How do I remove trailing whitespace using a regular expression?
-
03-12-2019 - |
سؤال
I want to remove trailing white spaces and tabs from my code without removing empty lines.
I tried:
\s+$
and:
([^\n]*)\s+\r\n
But they all removed empty lines too. I guess \s
matches end-of-line characters too.
UPDATE (2016):
Nowadays I automate such code cleaning by using Sublime's TrailingSpaces package, with custom/user setting:
"trailing_spaces_trim_on_save": true
It highlights trailing white spaces and automatically trims them on save.
المحلول
Try just removing trailing spaces and tabs:
[ \t]+$
نصائح أخرى
To remove trailing whitespace while also preserving whitespace-only lines, you want the regex to only remove trailing whitespace after non-whitespace characters. So you need to first check for a non-whitespace character. This means that the non-whitespace character will be included in the match, so you need to include it in the replacement.

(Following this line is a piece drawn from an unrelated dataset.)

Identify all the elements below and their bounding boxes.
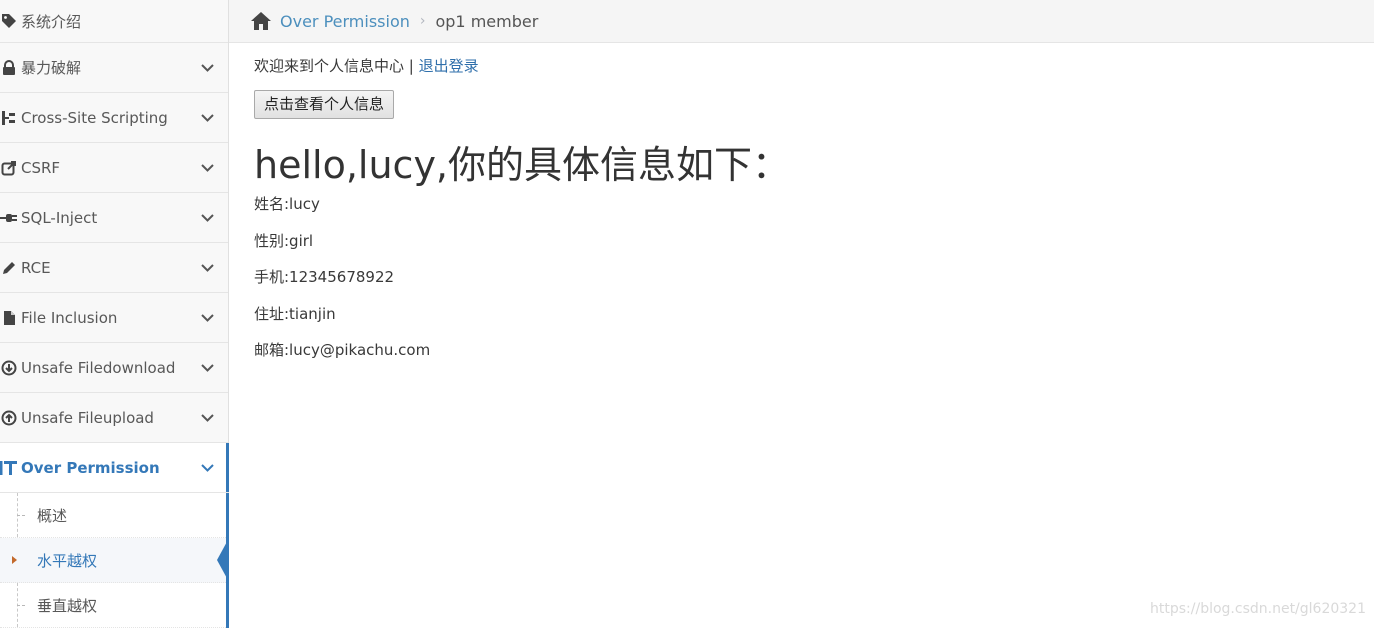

Regex: ([^ \t\r\n])[ \t]+$
Replacement: \1
or $1
, depending on the IDE
The platform is not specified, but in C# (.NET) it would be:
Regular expression (presumes the multiline option - the example below uses it):
[ \t]+(\r?$)
Replacement:
$1
For an explanation of "\r?$", see Regular Expression Options, Multiline Mode (MSDN).
Code example
This will remove all trailing spaces and all trailing TABs in all lines:
string inputText = " Hello, World! \r\n" +
" Some other line\r\n" +
" The last line ";
string cleanedUpText = Regex.Replace(inputText,
@"[ \t]+(\r?$)", @"$1",
RegexOptions.Multiline);
Regex to find trailing and leading whitespaces:
^[ \t]+|[ \t]+$
If using Visual Studio 2012 and later (which uses .NET regular expressions), you can remove trailing whitespace without removing blank lines by using the following regex
Replace (?([^\r\n])\s)+(\r?\n)
With $1
Some explanation
The reason you need the rather complicated expression is that the character class \s
matches spaces, tabs and newline characters, so \s+
will match a group of lines containing only whitespace. It doesn't help adding a $
termination to this regex, because this will still match a group of lines containing only whitespace and newline characters.
You may also want to know (as I did) exactly what the (?([^\r\n])\s)

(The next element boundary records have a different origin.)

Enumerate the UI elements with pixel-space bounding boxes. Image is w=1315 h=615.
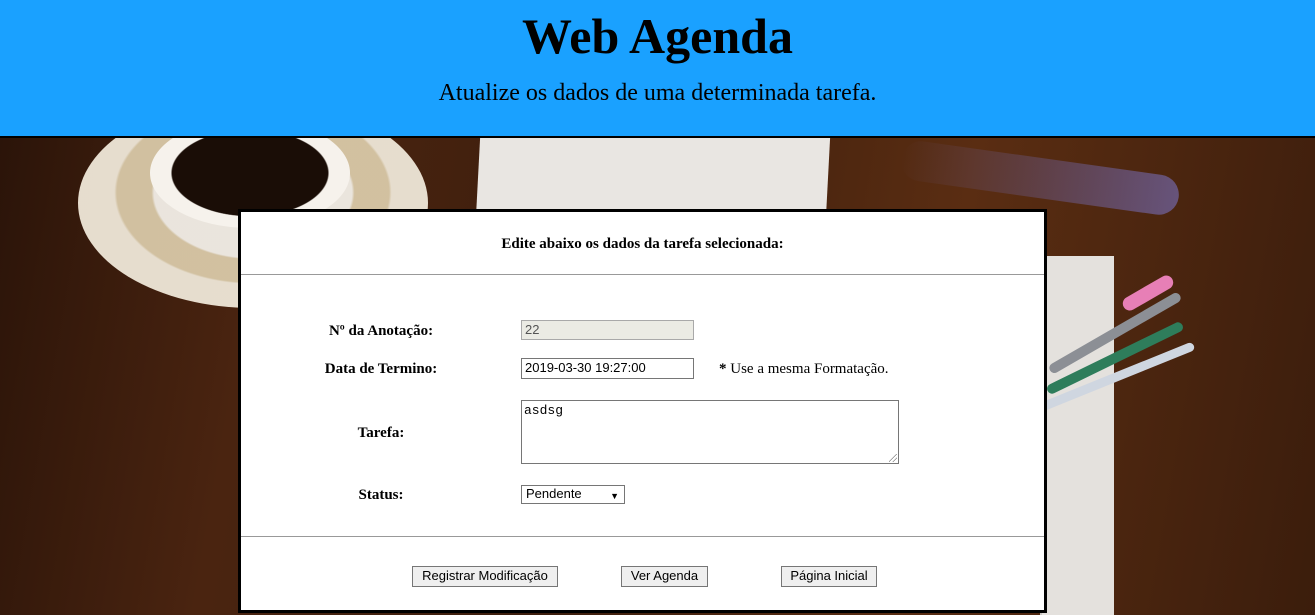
status-select[interactable]: Pendente ▼ — [521, 485, 625, 504]
end-date-input[interactable]: 2019-03-30 19:27:00 — [521, 358, 694, 379]
chevron-down-icon: ▼ — [610, 491, 619, 501]
view-agenda-button[interactable]: Ver Agenda — [621, 566, 708, 587]
status-label: Status: — [358, 487, 404, 503]
home-page-button[interactable]: Página Inicial — [781, 566, 877, 587]
format-hint: * Use a mesma Formatação. — [719, 361, 889, 378]
page-header: Web Agenda Atualize os dados de uma dete… — [0, 0, 1315, 138]
note-number-field: 22 — [521, 320, 694, 340]
page-subtitle: Atualize os dados de uma determinada tar… — [438, 80, 877, 106]
lavender-image — [898, 138, 1182, 218]
task-label: Tarefa: — [357, 425, 405, 441]
task-textarea[interactable]: asdsg — [521, 400, 899, 464]
notebook-image — [475, 138, 831, 218]
note-number-label: Nº da Anotação: — [328, 323, 434, 339]
divider — [241, 274, 1044, 275]
form-heading: Edite abaixo os dados da tarefa selecion… — [501, 236, 784, 252]
end-date-label: Data de Termino: — [324, 361, 438, 377]
notebook-page-image — [1040, 256, 1114, 615]
save-changes-button[interactable]: Registrar Modificação — [412, 566, 558, 587]
task-textarea-value: asdsg — [524, 403, 564, 418]
format-hint-star: * — [719, 361, 727, 377]
divider — [241, 536, 1044, 537]
page-title: Web Agenda — [522, 8, 793, 64]
resize-handle-icon[interactable] — [889, 454, 897, 462]
format-hint-text: Use a mesma Formatação. — [730, 361, 889, 377]
status-select-value: Pendente — [526, 486, 582, 501]
edit-task-form: Edite abaixo os dados da tarefa selecion… — [238, 209, 1047, 613]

expression means. This is an Alternation Construct, which effectively means match to the whitespace character class if it is not a carriage return or linefeed.
Alternation constructs normally have a true and false part,
(?( expression ) yes | no )
but in this case the false part is not specified.

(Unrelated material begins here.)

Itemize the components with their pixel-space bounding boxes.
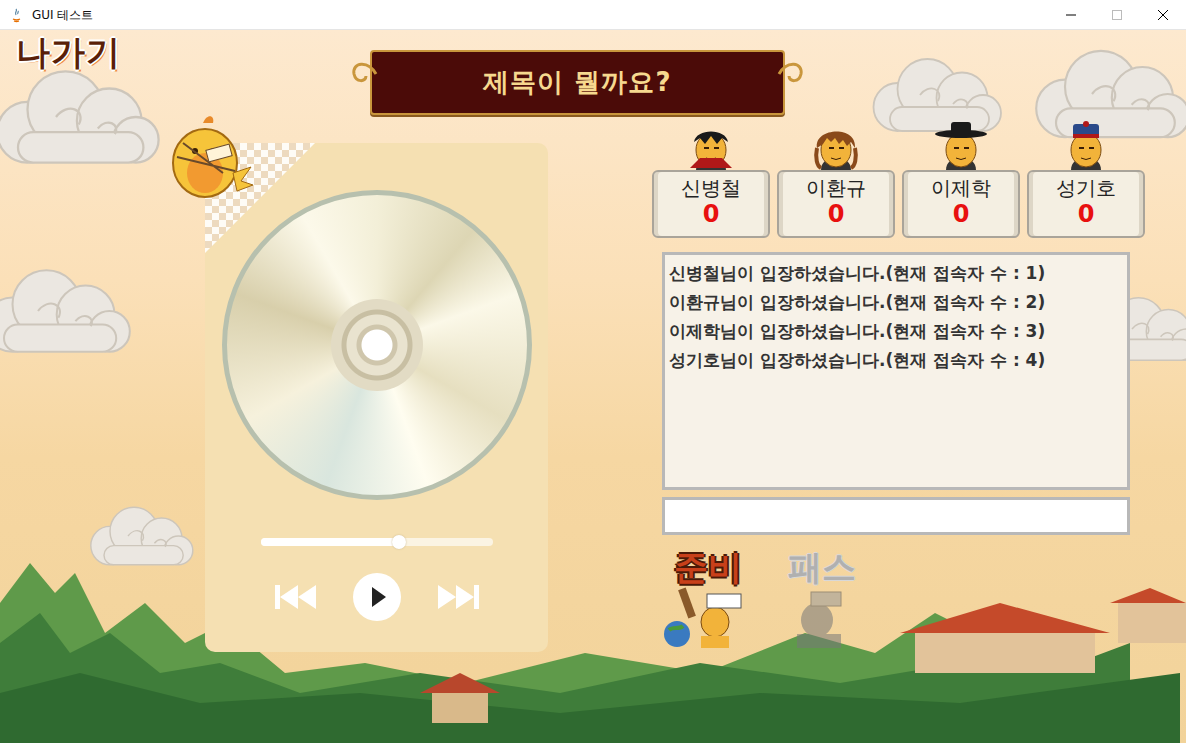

To remove trailing white space while ignoring empty lines I use positive look-behind:
(?<=\S)\s+$
The look-behind is the way go to exclude the non-whitespace (\S) from the match.
[ |\t]+$
with an empty replace works. \s+($)
with a $1
replace also works.
At least in Visual Studio Code...
In Java:
String str = " hello world ";
// prints "hello world"
System.out.println(str.replaceAll("^(\\s+)|(\\s+)$", ""));